Disaster planning proposal doesn't get state support - Hawaii News Now - KGMB and KHNL

Disaster planning proposal doesn’t get state support

Karen Awana Karen Awana
Maj. Gen. Robert Lee Maj. Gen. Robert Lee

By Tim Sakahara - bio | email

HONOLULU (HawaiiNewsNow) - Thousands of families living on leeward Oahu may be getting special attention next time a tsunami, hurricane or disaster comes that way.  But there's a debate at the capitol over who should be responsible for creating their evacuation plan.

On February 27, tsunami day people got to high ground by climbing roofs and ridges, but not everyone can do that, especially the elderly, disabled or homeless.  That's why State Representative Karen Awana wants a law requiring a disaster plan for the Waianae coast.

"We want to be able to have a plan in place instead of always being behind the eight ball and addressing it after the fact," said Rep. Awana, (D) Nanakuli, Lualualei, Maili.

Farrington Highway is the only way in and out of the leeward side.  It's been shut down often including on tsunami day.  The bill calls for the community to come together to prepare for the next event.

"Because unfortunately government will not save us in times of natural disasters. We have to find a way as a community to collectively work together to see how we can help ourselves," said Rep. Awana.

"We opposed it originally because the way it was worded it would be spending state dollars," said Maj. Gen. Robert Lee, Adjutant General, State of Hawaii.

Maj. Gen. Lee says the state should only fill in the gaps.  It's up to the City of Honolulu to take the lead.  Furthermore he says the city is getting $1.6 million this year for catastrophic planning just like this.  And the city received a total of $3.4 million in 2008 and 2009 for catastrophic disaster planning, whereas the state's budget is a disaster of its own.

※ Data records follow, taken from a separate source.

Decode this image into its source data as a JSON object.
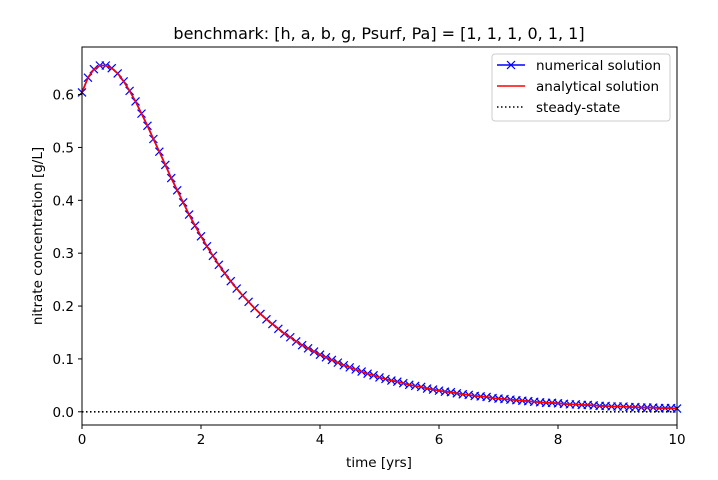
{
  "chart_data": {
    "type": "line",
    "title": "benchmark: [h, a, b, g, Psurf, Pa] = [1, 1, 1, 0, 1, 1]",
    "xlabel": "time [yrs]",
    "ylabel": "nitrate concentration [g/L]",
    "xlim": [
      0,
      10
    ],
    "ylim": [
      -0.025,
      0.69
    ],
    "xticks": [
      0,
      2,
      4,
      6,
      8,
      10
    ],
    "xtick_labels": [
      "0",
      "2",
      "4",
      "6",
      "8",
      "10"
    ],
    "yticks": [
      0.0,
      0.1,
      0.2,
      0.3,
      0.4,
      0.5,
      0.6
    ],
    "ytick_labels": [
      "0.0",
      "0.1",
      "0.2",
      "0.3",
      "0.4",
      "0.5",
      "0.6"
    ],
    "grid": false,
    "legend_position": "top-right",
    "series": [
      {
        "name": "numerical solution",
        "color": "#0000ff",
        "marker": "x",
        "line_style": "solid",
        "x": [
          0.0,
          0.1,
          0.2,
          0.3,
          0.4,
          0.5,
          0.6,
          0.7,
          0.8,
          0.9,
          1.0,
          1.1,
          1.2,
          1.3,
          1.4,
          1.5,
          1.6,
          1.7,
          1.8,
          1.9,
          2.0,
          2.1,
          2.2,
          2.3,
          2.4,
          2.5,
          2.6,
          2.7,
          2.8,
          2.9,
          3.0,
          3.1,
          3.2,
          3.3,
          3.4,
          3.5,
          3.6,
          3.7,
          3.8,
          3.9,
          4.0,
          4.1,
          4.2,
          4.3,
          4.4,
          4.5,
          4.6,
          4.7,
          4.8,
          4.9,
          5.0,
          5.1,
          5.2,
          5.3,
          5.4,
          5.5,
          5.6,
          5.7,
          5.8,
          5.9,
          6.0,
          6.1,
          6.2,
          6.3,
          6.4,
          6.5,
          6.6,
          6.7,
          6.8,
          6.9,
          7.0,
          7.1,
          7.2,
          7.3,
          7.4,
          7.5,
          7.6,
          7.7,
          7.8,
          7.9,
          8.0,
          8.1,
          8.2,
          8.3,
          8.4,
          8.5,
          8.6,
          8.7,
          8.8,
          8.9,
          9.0,
          9.1,
          9.2,
          9.3,
          9.4,
          9.5,
          9.6,
          9.7,
          9.8,
          9.9,
          10.0
        ],
        "y": [
          0.604,
          0.632,
          0.648,
          0.655,
          0.655,
          0.65,
          0.64,
          0.625,
          0.607,
          0.587,
          0.564,
          0.541,
          0.516,
          0.492,
          0.467,
          0.442,
          0.419,
          0.396,
          0.373,
          0.352,
          0.332,
          0.313,
          0.295,
          0.278,
          0.262,
          0.247,
          0.233,
          0.22,
          0.208,
          0.196,
          0.185,
          0.175,
          0.166,
          0.157,
          0.148,
          0.141,
          0.133,
          0.126,
          0.12,
          0.114,
          0.108,
          0.103,
          0.098,
          0.093,
          0.088,
          0.084,
          0.08,
          0.076,
          0.072,
          0.069,
          0.065,
          0.062,
          0.059,
          0.057,
          0.054,
          0.051,
          0.049,
          0.047,
          0.044,
          0.042,
          0.04,
          0.038,
          0.037,
          0.035,
          0.033,
          0.032,
          0.03,
          0.029,
          0.028,
          0.026,
          0.025,
          0.024,
          0.023,
          0.022,
          0.021,
          0.02,
          0.019,
          0.018,
          0.017,
          0.017,
          0.016,
          0.015,
          0.014,
          0.014,
          0.013,
          0.013,
          0.012,
          0.011,
          0.011,
          0.01,
          0.01,
          0.01,
          0.009,
          0.009,
          0.008,
          0.008,
          0.008,
          0.007,
          0.007,
          0.007,
          0.006
        ]
      },
      {
        "name": "analytical solution",
        "color": "#ff0000",
        "marker": "none",
        "line_style": "solid",
        "x": [
          0.0,
          0.1,
          0.2,
          0.3,
          0.4,
          0.5,
          0.6,
          0.7,
          0.8,
          0.9,
          1.0,
          1.1,
          1.2,
          1.3,
          1.4,
          1.5,
          1.6,
          1.7,
          1.8,
          1.9,
          2.0,
          2.1,
          2.2,
          2.3,
          2.4,
          2.5,
          2.6,
          2.7,
          2.8,
          2.9,
          3.0,
          3.1,
          3.2,
          3.3,
          3.4,
          3.5,
          3.6,
          3.7,
          3.8,
          3.9,
          4.0,
          4.1,
          4.2,
          4.3,
          4.4,
          4.5,
          4.6,
          4.7,
          4.8,
          4.9,
          5.0,
          5.1,
          5.2,
          5.3,
          5.4,
          5.5,
          5.6,
          5.7,
          5.8,
          5.9,
          6.0,
          6.1,
          6.2,
          6.3,
          6.4,
          6.5,
          6.6,
          6.7,
          6.8,
          6.9,
          7.0,
          7.1,
          7.2,
          7.3,
          7.4,
          7.5,
          7.6,
          7.7,
          7.8,
          7.9,
          8.0,
          8.1,
          8.2,
          8.3,
          8.4,
          8.5,
          8.6,
          8.7,
          8.8,
          8.9,
          9.0,
          9.1,
          9.2,
          9.3,
          9.4,
          9.5,
          9.6,
          9.7,
          9.8,
          9.9,
          10.0
        ],
        "y": [
          0.604,
          0.632,
          0.648,
          0.655,
          0.655,
          0.65,
          0.64,
          0.625,
          0.607,
          0.587,
          0.564,
          0.541,
          0.516,
          0.492,
          0.467,
          0.442,
          0.419,
          0.396,
          0.373,
          0.352,
          0.332,
          0.313,
          0.295,
          0.278,
          0.262,
          0.247,
          0.233,
          0.22,
          0.208,
          0.196,
          0.185,
          0.175,
          0.166,
          0.157,
          0.148,
          0.141,
          0.133,
          0.126,
          0.12,
          0.114,
          0.108,
          0.103,
          0.098,
          0.093,
          0.088,
          0.084,
          0.08,
          0.076,
          0.072,
          0.069,
          0.065,
          0.062,
          0.059,
          0.057,
          0.054,
          0.051,
          0.049,
          0.047,
          0.044,
          0.042,
          0.04,
          0.038,
          0.037,
          0.035,
          0.033,
          0.032,
          0.03,
          0.029,
          0.028,
          0.026,
          0.025,
          0.024,
          0.023,
          0.022,
          0.021,
          0.02,
          0.019,
          0.018,
          0.017,
          0.017,
          0.016,
          0.015,
          0.014,
          0.014,
          0.013,
          0.013,
          0.012,
          0.011,
          0.011,
          0.01,
          0.01,
          0.01,
          0.009,
          0.009,
          0.008,
          0.008,
          0.008,
          0.007,
          0.007,
          0.007,
          0.006
        ]
      },
      {
        "name": "steady-state",
        "color": "#000000",
        "marker": "none",
        "line_style": "dotted",
        "x": [
          0,
          10
        ],
        "y": [
          0.0,
          0.0
        ]
      }
    ]
  }
}
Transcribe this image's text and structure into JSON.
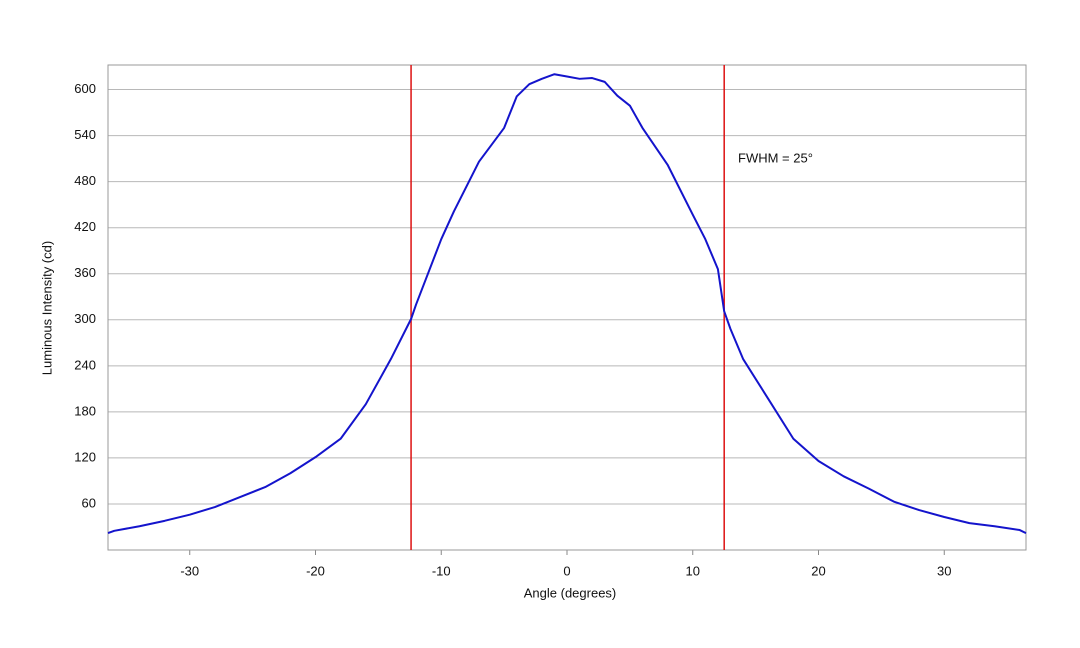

"The law basically holds our feet to the fire if you will and there are good reasons for that and there are not so good reasons, but it holds our feet to the fire and if you're going to do that you have to take a look at the resources we have.  If you're going to make it a requirement then you have to take a look at the resources to deliver. Without the law we can go ahead and do these kinds of things as we see need fit without a timetable pushing us so we can deliver the kind of product we need," said Ed Teixeira, State Civil Defense Vice Director.  "I don't want to say that we're giving excuses or trying to pass the buck but that's a reality. We would love to do more but it's going to take some time and its going to take some additional resources."

"There are monies out there within government and that I realize and to put a price on people's lives I think that is very short sided," said Rep. Awana.

The disaster plan bill is still alive at the capitol.  If passed the state civil defense estimates it would cost the state $194,000.